With aysnc/away, you can write one general use function:

const asyncRequest = (method, url, headers, body={}) => {
  return $request[method](url, { body: JSON.stringify(body), headers: headers } )
}

Then I can call this multiple times as in following (w/o the error checking):

createOrUpdateFDContact: async function (payload) {
  url=fd_base_url + "/companies/autocomplete?name=" + payload.data.map_fields.company_name
  res = await asyncRequest("get", url, fd_headers, body={})
  // Get comany ID from above and append to JSON
  url=fd_base_url + "/contacts"
  res = await asyncRequest("post", url, fd_headers, body=record)
  // Check if record added.  If not and "duplicate" record error, then get contact id and call following:
  res = await asyncRequest("put", url, fd_headers, body=record)
}

So as long as I’m inside createOrUpdateFDContact2, I can execute any number of API calls synchronously.

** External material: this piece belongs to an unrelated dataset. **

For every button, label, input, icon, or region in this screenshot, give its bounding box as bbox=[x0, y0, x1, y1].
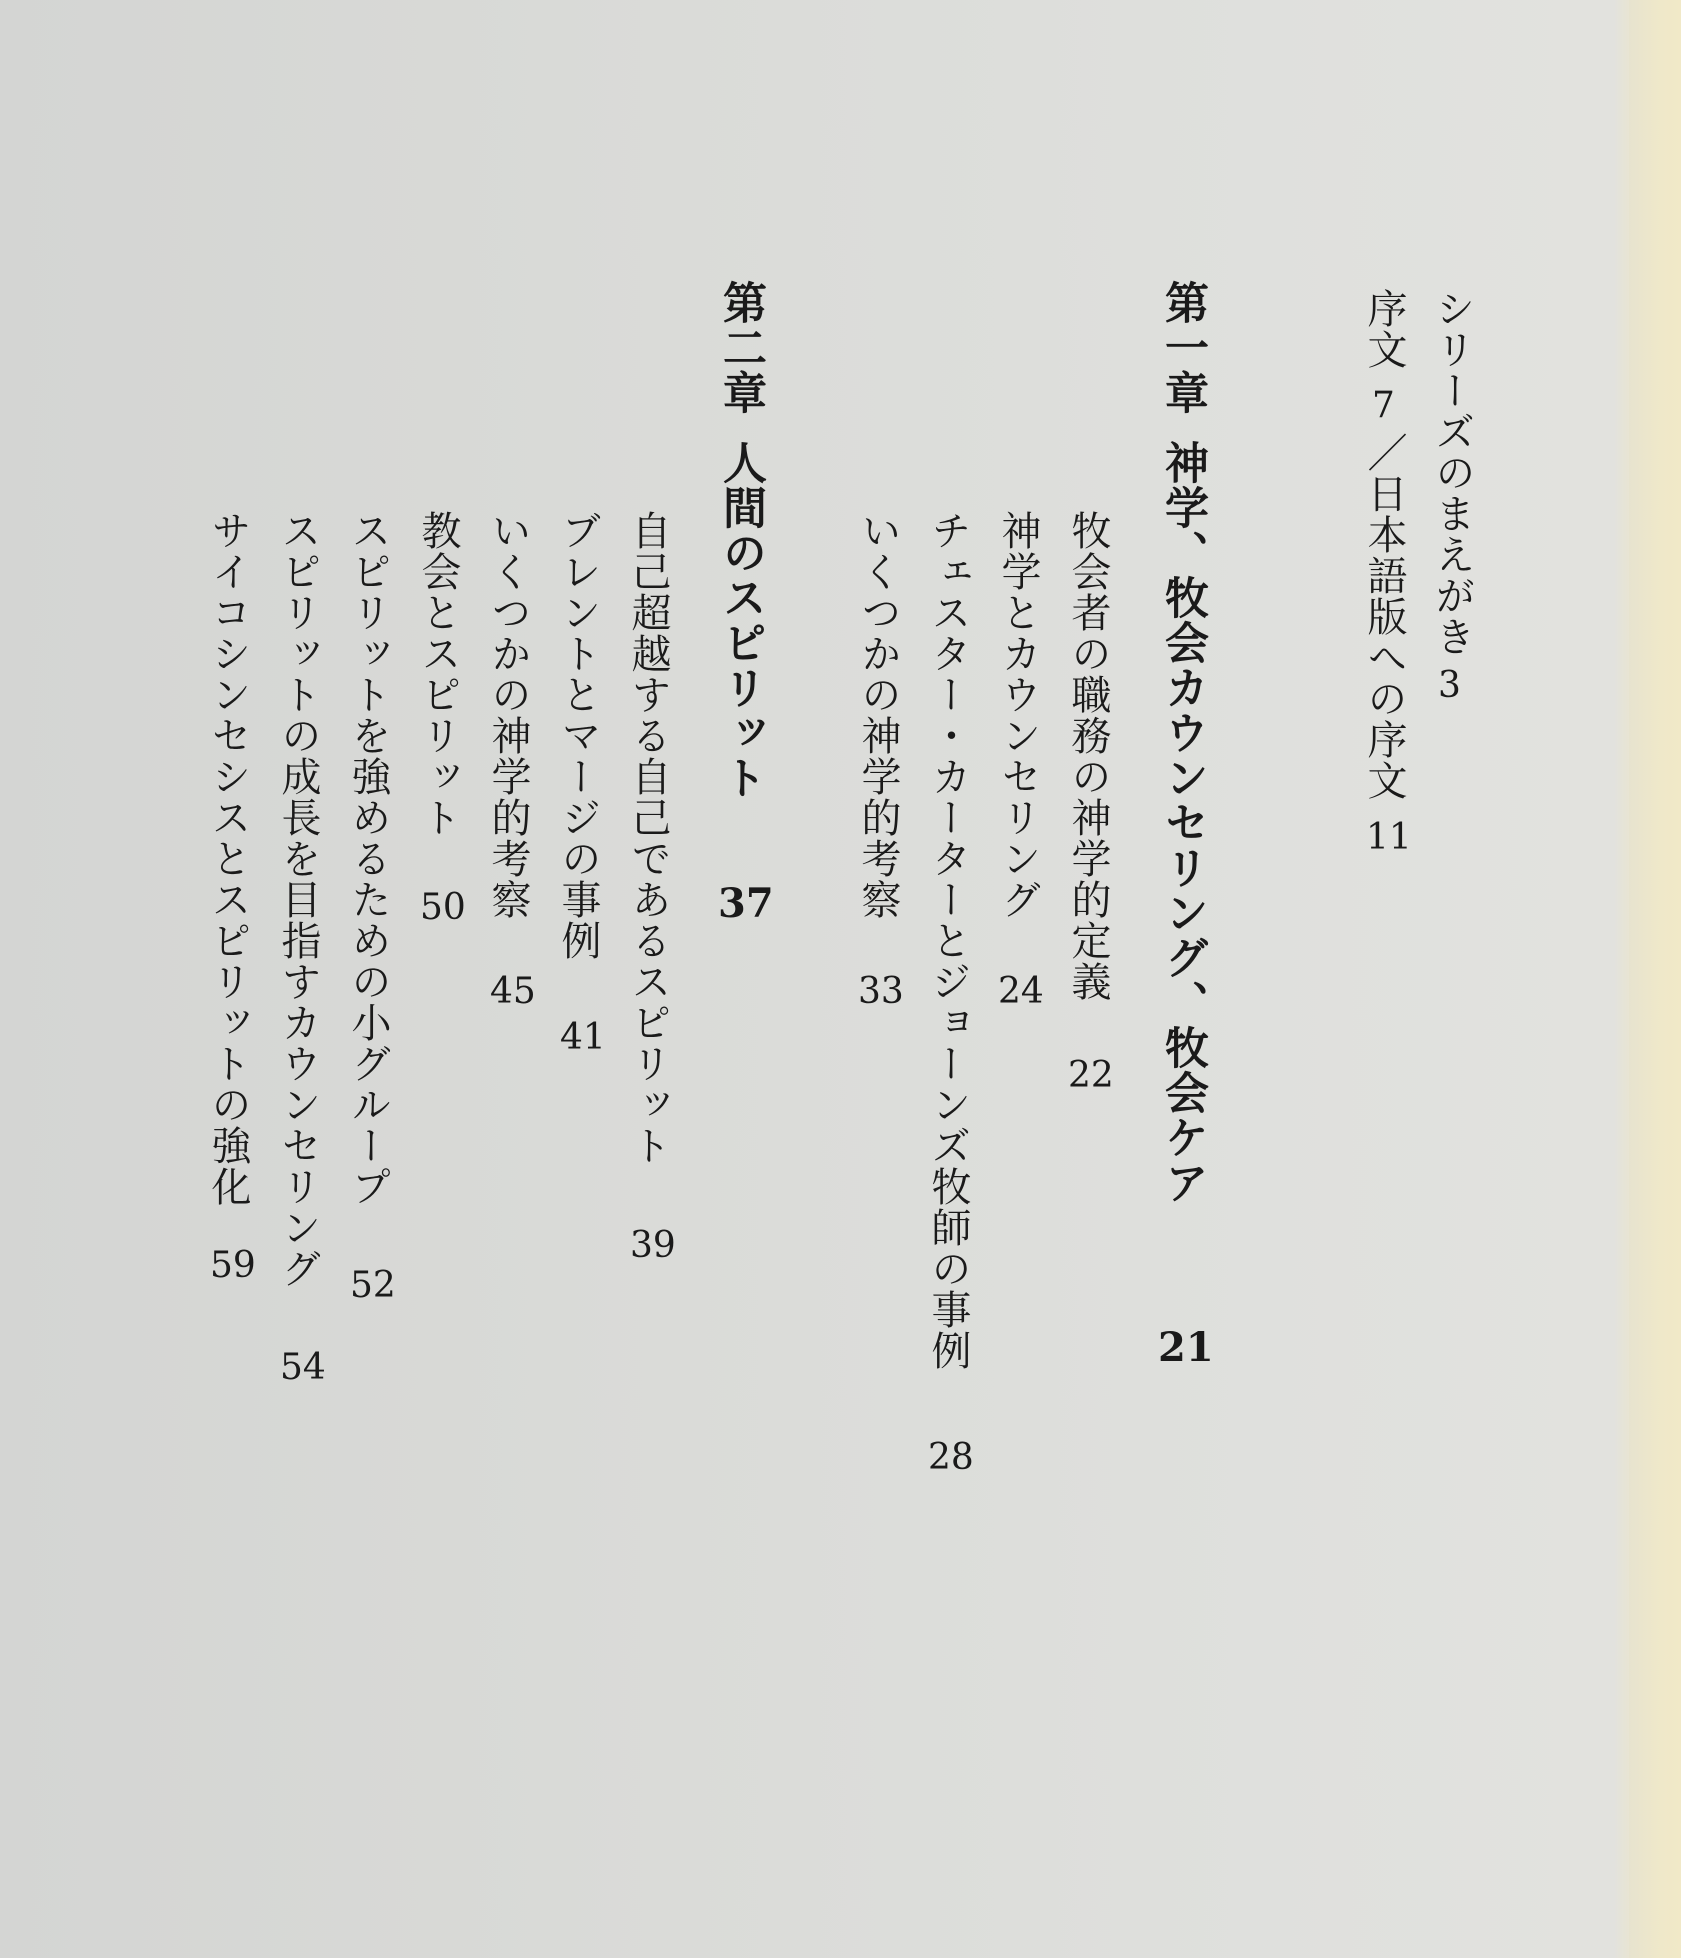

Below is more like a real world example of this. I am confident it would be unreadable/unmaintainable if implemented with the nested Promise reject/resolve/catch structure.

createOrUpdateFDContact2: async function (payload) {
	
	initialize_globals(payload) // Gets API key and Domain from iparams
	record=payload.data.record // JSON already in FD Contact structure

	// Check to see if the company exists already
	try {
		url=fd_base_url + "/companies/autocomplete?name=" + payload.data.map_fields.company_name
		res = await asyncRequest("get", url, fd_headers, body={})
	}
	catch(err) {
		console.log("Error getting companies: ", err)
	}
	
	// Parse list of companies to find if we link company or create new
	try {
		// Add company to either company or source_company based on result above
		companies=JSON.parse(res.response).companies
		if(companies.length==0) {
			// No matching company. Add company name to custom_fields
			record.custom_fields.source_company=payload.data.map_fields.company_name
		} else { // loop thru all to find exact match
			for(let cname of companies) {
				if(cname==payload.data.map_fields.company_name) record.companies_id=companies.id
			}
		}
		// TODO: What if none match?  
	}
	catch(err) {
		console.log(err)
	}

  // Try to create contact.
  // If fail then user most likely already exists and we need to update instead
  try {
	  url=fd_base_url + "/contacts"
		res = await asyncRequest("post", url, fd_headers, body=record)
  }
  catch(err) {  // err is actually API response object containing list of errors
  	// Loop thru errors and look for code "duplicate_value". If so, call update on additional_info.user_id
		fd_errors=JSON.parse(err.response).errors
  	dup=false
		for(let fd_err of fd_errors) {
			if(fd_err.code=="duplicate_value") dup=true
		}

		// If Add Contact resulted in duplicate_value, then try to update contact
		if(dup) {
			try {
				// Update contact with additional_info.user_id
				url=fd_base_url + "/contacts/" + errors[0].additional_info.user_id
				res = await asyncRequest("put", url, fd_headers, body=record)
				if(res.status!=200) {
					// If updating record fails, then show error from add API call as well as output from this call
					console.log("Add Contact API Error: ", err)
					console.log("Update Contact API Result: ", res)
				}
			}
			catch(err) {
				console.log(err)
			}
		}
  }
},

its obvious to many but for newbies like me, I’ll just explain that the key to making the API calls syncronous is the “await” keyword in front of the call to asyncRequest. Otherwise you get a promise back and not a result.

Some notes:

createOrUpdateFDContactis invoked from the events callback handler list:

  events: [
    { event: 'onAppInstall', callback: 'onAppInstallHandler' },
    { event: 'onExternalEvent', callback: 'createOrUpdateFDContact' },
    ...
  ],

Also, if you are trying to understand stuff, put a console.log(res) to show the result of each API call. It will make things a lot more clear.